Otoh, when lu' is followed by the "perfect" tense, as in Isaiah 48,18f, it is rather a "wish on the past," that is, the rhetorical expression of something which should have happened (but did not). Here in the protasis, it seems to express an unfulfilled condition with its unreal consequences in the apodosis -- e.g. If I had known (protasis) I would have done otherwise (apodosis) => actually I didn't know and I didn't do otherwise. In French we call that mood irréel du présent, which my French-English dictionary painfully translates as "mood expressing unreal condition".
Other OT examples of this construction, lu' + perfect (from Joüon's Grammaire de l'hébreu biblique, § 163c), Numbers 6,2 "Would that we had died in the land of Egypt! Or would that we had died in this wilderness!" (=> we have not); 20:3: ""Would that we had died when our kindred died before the LORD!"; Joshua 7:7 "Would that we had been content to settle beyond the Jordan!"
On edit, other examples of the same construction with a similar
unreal implication, Judges 8:19: "if you had saved them alive, I would not kill you." 13:23: "If the LORD had meant to kill us, he would not have accepted a burnt offering and a grain offering at our hands, or shown us all these things, or now announced to us such things as these." 1 Samuel 14:30: "How much better if today the troops had eaten freely of the spoil taken from their enemies."

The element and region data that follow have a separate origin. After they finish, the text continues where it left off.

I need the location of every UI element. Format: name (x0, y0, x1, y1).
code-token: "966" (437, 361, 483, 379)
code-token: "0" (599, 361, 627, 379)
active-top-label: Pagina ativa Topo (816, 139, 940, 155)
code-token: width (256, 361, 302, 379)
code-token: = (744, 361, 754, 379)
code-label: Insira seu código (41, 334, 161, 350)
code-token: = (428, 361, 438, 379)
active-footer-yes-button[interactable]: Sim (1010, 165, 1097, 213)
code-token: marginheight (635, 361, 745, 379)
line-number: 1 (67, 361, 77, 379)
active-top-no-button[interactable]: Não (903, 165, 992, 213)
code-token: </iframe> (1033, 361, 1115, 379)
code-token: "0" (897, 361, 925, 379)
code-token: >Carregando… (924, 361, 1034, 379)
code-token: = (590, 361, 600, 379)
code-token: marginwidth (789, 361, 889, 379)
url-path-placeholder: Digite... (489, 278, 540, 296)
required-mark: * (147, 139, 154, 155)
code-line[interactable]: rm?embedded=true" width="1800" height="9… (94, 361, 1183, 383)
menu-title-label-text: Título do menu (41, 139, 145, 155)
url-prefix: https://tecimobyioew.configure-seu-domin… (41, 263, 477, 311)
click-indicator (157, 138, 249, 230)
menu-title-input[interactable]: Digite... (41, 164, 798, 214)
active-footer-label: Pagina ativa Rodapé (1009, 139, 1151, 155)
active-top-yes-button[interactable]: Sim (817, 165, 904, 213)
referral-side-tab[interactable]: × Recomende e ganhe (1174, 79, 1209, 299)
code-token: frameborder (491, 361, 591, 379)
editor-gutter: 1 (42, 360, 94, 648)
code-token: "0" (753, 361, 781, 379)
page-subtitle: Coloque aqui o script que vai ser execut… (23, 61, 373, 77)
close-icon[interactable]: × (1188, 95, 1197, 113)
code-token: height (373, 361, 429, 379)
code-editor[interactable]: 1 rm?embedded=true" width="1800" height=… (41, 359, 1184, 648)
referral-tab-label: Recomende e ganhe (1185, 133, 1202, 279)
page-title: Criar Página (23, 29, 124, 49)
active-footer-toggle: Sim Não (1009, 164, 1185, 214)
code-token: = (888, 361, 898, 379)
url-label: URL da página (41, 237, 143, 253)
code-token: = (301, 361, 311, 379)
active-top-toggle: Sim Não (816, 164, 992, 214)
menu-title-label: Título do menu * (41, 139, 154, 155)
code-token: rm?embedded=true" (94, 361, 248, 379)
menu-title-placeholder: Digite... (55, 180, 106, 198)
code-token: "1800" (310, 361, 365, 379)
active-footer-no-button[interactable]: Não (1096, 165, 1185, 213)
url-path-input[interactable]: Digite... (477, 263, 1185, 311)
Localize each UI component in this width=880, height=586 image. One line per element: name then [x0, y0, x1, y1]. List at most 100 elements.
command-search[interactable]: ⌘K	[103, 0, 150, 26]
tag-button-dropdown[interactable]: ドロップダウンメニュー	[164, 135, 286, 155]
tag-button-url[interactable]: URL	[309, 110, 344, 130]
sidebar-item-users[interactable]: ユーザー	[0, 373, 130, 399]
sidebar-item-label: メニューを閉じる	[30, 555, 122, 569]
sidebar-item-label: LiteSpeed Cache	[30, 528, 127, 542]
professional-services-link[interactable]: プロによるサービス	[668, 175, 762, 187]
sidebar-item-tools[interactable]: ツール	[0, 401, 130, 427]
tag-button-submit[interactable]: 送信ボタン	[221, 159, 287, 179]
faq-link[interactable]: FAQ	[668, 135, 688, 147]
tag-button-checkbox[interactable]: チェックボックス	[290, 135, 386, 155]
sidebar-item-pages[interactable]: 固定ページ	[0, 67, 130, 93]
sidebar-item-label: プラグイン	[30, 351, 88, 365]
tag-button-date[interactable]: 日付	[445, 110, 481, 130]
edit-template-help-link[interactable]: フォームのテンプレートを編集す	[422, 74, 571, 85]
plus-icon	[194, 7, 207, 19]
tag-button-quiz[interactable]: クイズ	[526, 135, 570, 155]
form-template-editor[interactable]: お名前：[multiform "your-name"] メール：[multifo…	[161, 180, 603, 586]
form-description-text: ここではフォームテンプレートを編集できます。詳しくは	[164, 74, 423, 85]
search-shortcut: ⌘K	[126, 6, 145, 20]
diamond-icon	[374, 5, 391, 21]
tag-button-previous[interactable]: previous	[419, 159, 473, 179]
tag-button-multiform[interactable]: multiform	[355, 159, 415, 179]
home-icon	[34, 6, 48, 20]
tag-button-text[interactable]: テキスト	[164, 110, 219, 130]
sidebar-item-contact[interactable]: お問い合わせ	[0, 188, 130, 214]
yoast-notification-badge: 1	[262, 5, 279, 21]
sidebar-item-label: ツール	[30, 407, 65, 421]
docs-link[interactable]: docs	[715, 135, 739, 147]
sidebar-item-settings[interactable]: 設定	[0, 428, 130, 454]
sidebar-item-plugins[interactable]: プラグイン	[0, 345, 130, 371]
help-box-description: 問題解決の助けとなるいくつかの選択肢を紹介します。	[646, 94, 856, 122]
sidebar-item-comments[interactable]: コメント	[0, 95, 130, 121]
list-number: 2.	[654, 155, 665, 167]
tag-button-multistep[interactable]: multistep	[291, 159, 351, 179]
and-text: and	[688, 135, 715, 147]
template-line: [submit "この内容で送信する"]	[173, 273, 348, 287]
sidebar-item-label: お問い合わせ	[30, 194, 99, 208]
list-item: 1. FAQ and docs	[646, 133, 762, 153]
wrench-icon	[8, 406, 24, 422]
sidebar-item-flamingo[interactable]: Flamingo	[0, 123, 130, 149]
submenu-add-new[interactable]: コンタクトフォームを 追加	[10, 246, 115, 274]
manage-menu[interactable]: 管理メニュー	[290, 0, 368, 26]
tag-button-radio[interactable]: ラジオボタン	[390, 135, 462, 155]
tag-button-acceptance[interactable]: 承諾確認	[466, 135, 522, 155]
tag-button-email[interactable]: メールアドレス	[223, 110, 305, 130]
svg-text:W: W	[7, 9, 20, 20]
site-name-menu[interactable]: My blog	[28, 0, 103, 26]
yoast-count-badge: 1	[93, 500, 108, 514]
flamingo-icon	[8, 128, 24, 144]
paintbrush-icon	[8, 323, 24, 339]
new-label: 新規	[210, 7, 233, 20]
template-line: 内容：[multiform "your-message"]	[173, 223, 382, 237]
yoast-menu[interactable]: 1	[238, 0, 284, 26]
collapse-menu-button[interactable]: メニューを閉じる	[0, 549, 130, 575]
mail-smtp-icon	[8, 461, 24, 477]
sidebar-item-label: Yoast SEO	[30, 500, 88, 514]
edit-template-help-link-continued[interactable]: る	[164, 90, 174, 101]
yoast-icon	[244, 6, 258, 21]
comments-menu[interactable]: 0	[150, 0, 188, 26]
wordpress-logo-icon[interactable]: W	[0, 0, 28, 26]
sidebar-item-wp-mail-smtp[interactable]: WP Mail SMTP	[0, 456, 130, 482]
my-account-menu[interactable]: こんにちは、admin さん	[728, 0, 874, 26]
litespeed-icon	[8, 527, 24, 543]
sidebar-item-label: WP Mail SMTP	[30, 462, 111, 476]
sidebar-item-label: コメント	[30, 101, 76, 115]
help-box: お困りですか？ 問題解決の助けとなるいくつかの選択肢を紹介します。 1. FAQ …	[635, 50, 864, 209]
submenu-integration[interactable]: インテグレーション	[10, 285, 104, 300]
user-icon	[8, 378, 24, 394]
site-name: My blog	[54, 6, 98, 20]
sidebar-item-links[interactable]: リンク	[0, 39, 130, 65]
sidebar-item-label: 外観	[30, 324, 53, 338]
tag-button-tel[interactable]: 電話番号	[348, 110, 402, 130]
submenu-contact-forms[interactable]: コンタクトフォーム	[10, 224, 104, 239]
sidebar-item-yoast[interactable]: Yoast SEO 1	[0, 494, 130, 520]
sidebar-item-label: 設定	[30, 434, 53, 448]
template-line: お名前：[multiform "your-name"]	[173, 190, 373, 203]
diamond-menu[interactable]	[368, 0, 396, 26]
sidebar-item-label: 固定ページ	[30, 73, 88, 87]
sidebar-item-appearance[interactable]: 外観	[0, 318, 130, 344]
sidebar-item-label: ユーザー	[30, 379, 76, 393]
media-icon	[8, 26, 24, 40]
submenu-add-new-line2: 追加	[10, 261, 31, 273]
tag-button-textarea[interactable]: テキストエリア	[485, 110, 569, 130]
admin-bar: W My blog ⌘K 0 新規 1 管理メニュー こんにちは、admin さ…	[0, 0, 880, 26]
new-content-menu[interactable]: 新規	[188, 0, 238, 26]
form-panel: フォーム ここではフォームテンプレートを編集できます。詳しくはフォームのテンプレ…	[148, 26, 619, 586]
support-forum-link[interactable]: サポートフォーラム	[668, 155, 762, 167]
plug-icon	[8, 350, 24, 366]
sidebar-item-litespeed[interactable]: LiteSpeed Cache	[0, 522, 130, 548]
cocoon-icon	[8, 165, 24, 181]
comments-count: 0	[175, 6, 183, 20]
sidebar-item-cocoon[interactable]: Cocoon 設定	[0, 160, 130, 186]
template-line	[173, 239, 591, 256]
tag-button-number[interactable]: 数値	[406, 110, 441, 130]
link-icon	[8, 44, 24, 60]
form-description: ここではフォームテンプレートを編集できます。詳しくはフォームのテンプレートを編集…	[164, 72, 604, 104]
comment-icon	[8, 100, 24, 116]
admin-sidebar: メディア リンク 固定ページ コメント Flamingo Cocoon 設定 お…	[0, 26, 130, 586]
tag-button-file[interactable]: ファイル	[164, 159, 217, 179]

But the other option, although exceptional, is not altogether impossible, e.g. Isaiah 63:19/64:1, which also has lu' + perfect and which most translations interpret as a present (although somehow "impossible") wish: "O that you would tear open the heavens and come down, so that the mountains would quake at your presence..."
That the "rule" is not strict is well shown in Psalm 81:14(13), which has
both tenses in parallel lines: "O that my people would listen (perfect) to me, that Israel would walk (imperfect) in my ways!"